Hitzlsperger hatte sich Anfang September bereits mit sehr kritischen Worten aus dem Fußball-Geschäft verabschiedet. "Wirtschaftlich überdreht ist die Branche schon seit langem, und diese Entwicklung ist noch nicht abgeschlossen", hatte er in der Süddeutschen Zeitung erklärt. Er beobachte diese Entwicklungen aufmerksam und stelle sich die Frage, "ob irgendwann mal die Ernüchterung eintritt und ans Tageslicht kommt, was sich hinter diesem Boom alles abgespielt hat".

Hitzlsperger, der in 52 Länderspielen sechs Tore erzielte, hatte zuletzt im August 2010 gegen Dänemark (2:2) im DFB-Team gespielt und dabei sogar die Kapitänsbinde getragen. 2006 war er mit dem Nationalteam WM-Dritter, 2008 Vize-Europameister geworden. Bis zum Juli stand "The Hammer", wie er wegen seines harten Schusses auf der Insel genannt wurde, beim englischen Premier-League-Klub FC Everton unter Vertrag.

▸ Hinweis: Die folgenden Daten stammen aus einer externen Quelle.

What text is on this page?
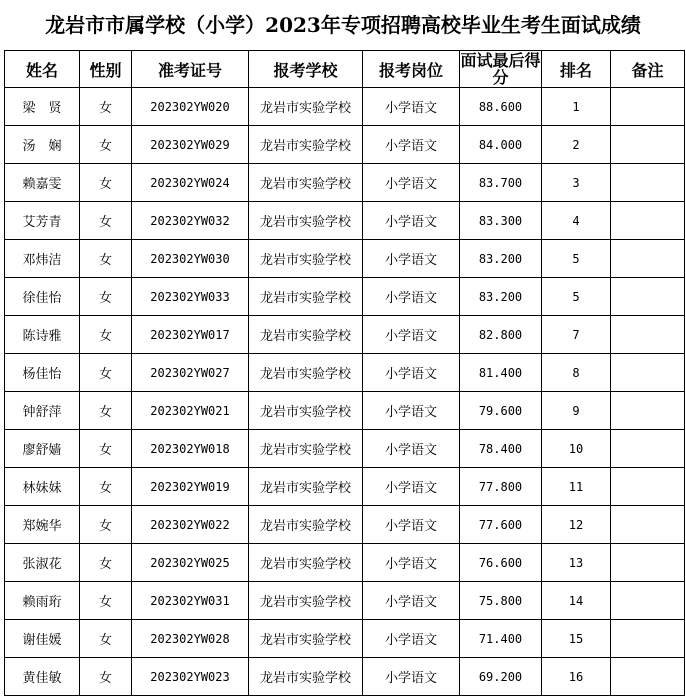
龙岩市市属学校（小学）2023年专项招聘高校毕业生考生面试成绩
姓名	性别	准考证号	报考学校	报考岗位	面试最后得分	排名	备注
梁　贤	女	202302YW020	龙岩市实验学校	小学语文	88.600	1	
汤　娴	女	202302YW029	龙岩市实验学校	小学语文	84.000	2	
赖嘉雯	女	202302YW024	龙岩市实验学校	小学语文	83.700	3	
艾芳青	女	202302YW032	龙岩市实验学校	小学语文	83.300	4	
邓炜洁	女	202302YW030	龙岩市实验学校	小学语文	83.200	5	
徐佳怡	女	202302YW033	龙岩市实验学校	小学语文	83.200	5	
陈诗雅	女	202302YW017	龙岩市实验学校	小学语文	82.800	7	
杨佳怡	女	202302YW027	龙岩市实验学校	小学语文	81.400	8	
钟舒萍	女	202302YW021	龙岩市实验学校	小学语文	79.600	9	
廖舒嫱	女	202302YW018	龙岩市实验学校	小学语文	78.400	10	
林妹妹	女	202302YW019	龙岩市实验学校	小学语文	77.800	11	
郑婉华	女	202302YW022	龙岩市实验学校	小学语文	77.600	12	
张淑花	女	202302YW025	龙岩市实验学校	小学语文	76.600	13	
赖雨珩	女	202302YW031	龙岩市实验学校	小学语文	75.800	14	
谢佳媛	女	202302YW028	龙岩市实验学校	小学语文	71.400	15	
黄佳敏	女	202302YW023	龙岩市实验学校	小学语文	69.200	16	
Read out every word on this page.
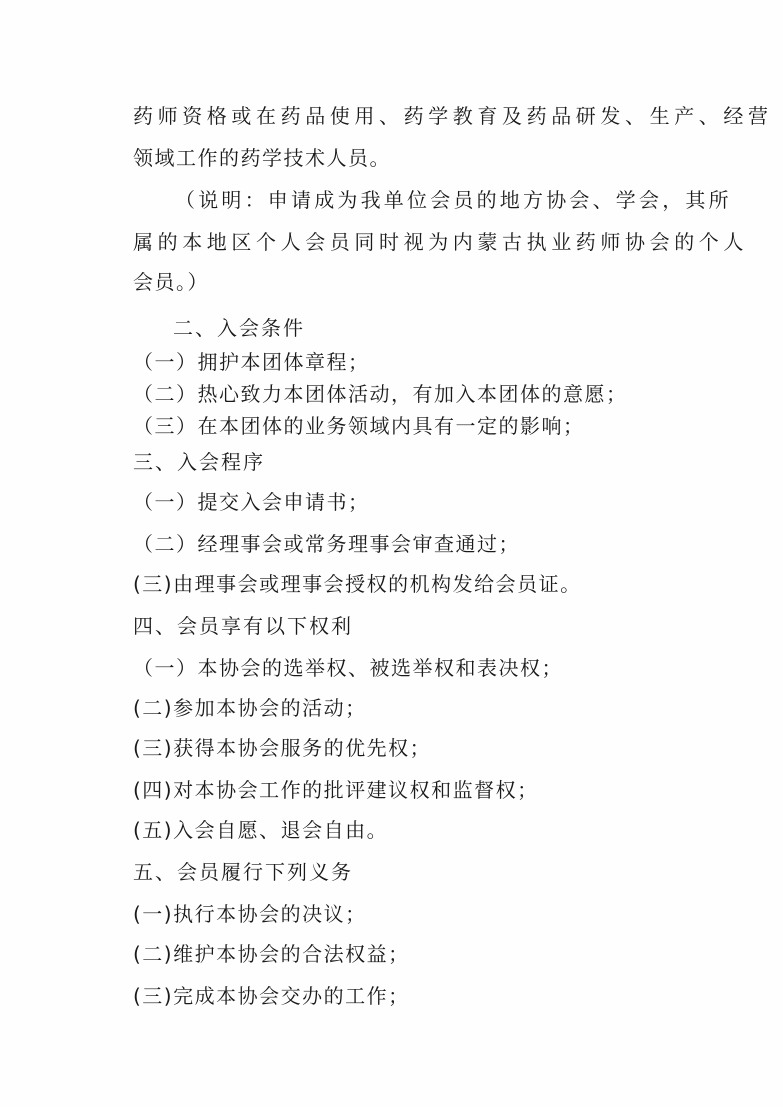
药师资格或在药品使用、药学教育及药品研发、生产、经营
领域工作的药学技术人员。
（说明：申请成为我单位会员的地方协会、学会，其所
属的本地区个人会员同时视为内蒙古执业药师协会的个人
会员。）
二、入会条件
（一）拥护本团体章程；
（二）热心致力本团体活动，有加入本团体的意愿；
（三）在本团体的业务领域内具有一定的影响；
三、入会程序
（一）提交入会申请书；
（二）经理事会或常务理事会审查通过；
(三)由理事会或理事会授权的机构发给会员证。
四、会员享有以下权利
（一）本协会的选举权、被选举权和表决权；
(二)参加本协会的活动；
(三)获得本协会服务的优先权；
(四)对本协会工作的批评建议权和监督权；
(五)入会自愿、退会自由。
五、会员履行下列义务
(一)执行本协会的决议；
(二)维护本协会的合法权益；
(三)完成本协会交办的工作；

Sein größter Erfolg auf Klubebene bleibt die deutsche Meisterschaft mit dem VfB Stuttgart 2007, in der Bundesliga spielte er zudem für den VfL Wolfsburg. In der Jugend war er für Bayern München aktiv.

Vor gut einem Monat hatte der britische Turmsprung-Star Tom Daley im Internet seine Liebe zu einem Mann enthüllt. Im internationalen Fußball bekannte sich zuletzt der ehemalige US-Nationalspieler Robbie Rogers zu seiner Homosexualität. In England war Justin Fashanu der prominenteste Fall. 1998 erhängte er sich in einer Garage, nachdem ihm vorgeworfen worden war, einen 17 Jahre alten Jungen vergewaltigt zu haben. Frauen im Profisport haben dagegen mit dem Outing offenbar weniger Probleme. Torhüterin Nadine Angerer hat sich ebenso bekannt wie die ehemalige Teamkollegin Steffi Jones, jetzt DFB-Direktorin für den Frauenfußball.